In 1997 Sabine Kebir replied to Fuegis' work in “I didn’t ask for my share: Elisabeth Hauptmann’s Work with Bertold Brecht”. Kebir examined the Hauptmann archives at Berlin's Akademie der Kunste and referred to previously unknown notes and letters as well as Hauptmann’s 1926 journal. Kebir suggest that as members of the CP in the mid- twenties, there were drawn to the collective of artists, writers and intellectuals around Brecht precisely because it was a collective collaboration that promised to shorten the road to Women’s’ Liberation and Socialism.

The women were openly interested in sex, sexual experimentation and autonomy in relationships free of ownership claims, including claims to mental property and sexual partners. Open marriages, triangular and bisexual relationships were part of the social utopia they pursued.

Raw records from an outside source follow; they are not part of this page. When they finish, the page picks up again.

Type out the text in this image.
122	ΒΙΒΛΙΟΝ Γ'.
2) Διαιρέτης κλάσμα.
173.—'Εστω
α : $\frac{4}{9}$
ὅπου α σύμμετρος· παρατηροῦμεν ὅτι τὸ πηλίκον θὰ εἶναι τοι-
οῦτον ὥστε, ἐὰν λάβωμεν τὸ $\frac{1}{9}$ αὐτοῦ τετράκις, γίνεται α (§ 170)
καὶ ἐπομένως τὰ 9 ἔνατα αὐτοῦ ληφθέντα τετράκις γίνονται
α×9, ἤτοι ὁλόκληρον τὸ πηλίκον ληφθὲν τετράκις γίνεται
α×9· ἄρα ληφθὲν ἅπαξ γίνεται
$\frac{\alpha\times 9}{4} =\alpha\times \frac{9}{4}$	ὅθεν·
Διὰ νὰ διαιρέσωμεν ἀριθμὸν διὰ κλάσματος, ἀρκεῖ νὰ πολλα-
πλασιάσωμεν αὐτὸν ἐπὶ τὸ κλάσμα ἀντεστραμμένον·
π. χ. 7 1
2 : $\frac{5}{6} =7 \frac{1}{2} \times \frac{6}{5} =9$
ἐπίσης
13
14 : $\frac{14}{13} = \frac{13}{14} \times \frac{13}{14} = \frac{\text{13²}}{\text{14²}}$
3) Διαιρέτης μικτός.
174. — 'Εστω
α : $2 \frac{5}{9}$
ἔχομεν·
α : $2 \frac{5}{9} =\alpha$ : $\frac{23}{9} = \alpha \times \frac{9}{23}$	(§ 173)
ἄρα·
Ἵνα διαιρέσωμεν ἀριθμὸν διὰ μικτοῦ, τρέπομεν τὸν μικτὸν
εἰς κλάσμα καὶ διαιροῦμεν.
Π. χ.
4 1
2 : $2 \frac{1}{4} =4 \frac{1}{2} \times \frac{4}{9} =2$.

These sometimes collided with more traditional needs and expectations resulting in great personal pain- but this was a very different complex contradictory reality from the passive women as victims story that Fuegi represented.

Fuegi’s book makes a strong case for Brecht being an overly controlling, self- centred miser who repeatedly used people and took credit for others work. Perhaps he was a mysoginist also (one example-in his will he asked to be buried with a stilletto heal through his heart) Fuegi also makes a an undeniable case for these women being better known than they are and the book is worth reading for their stories alone. However Brecht was not a talentless, Svengali figure whose abuse of power was akin to a Hitler or a Stalin. Work like ‘The Seven Deadly Sins of the Petty Bourgeoisie’ and ‘Days of the Commune’ and poems like ‘The Song of the Class enemy’ and ‘Questions from a Worker who reads’ are the work of a very gifted writer who contributed enormously to theatre theory and practice.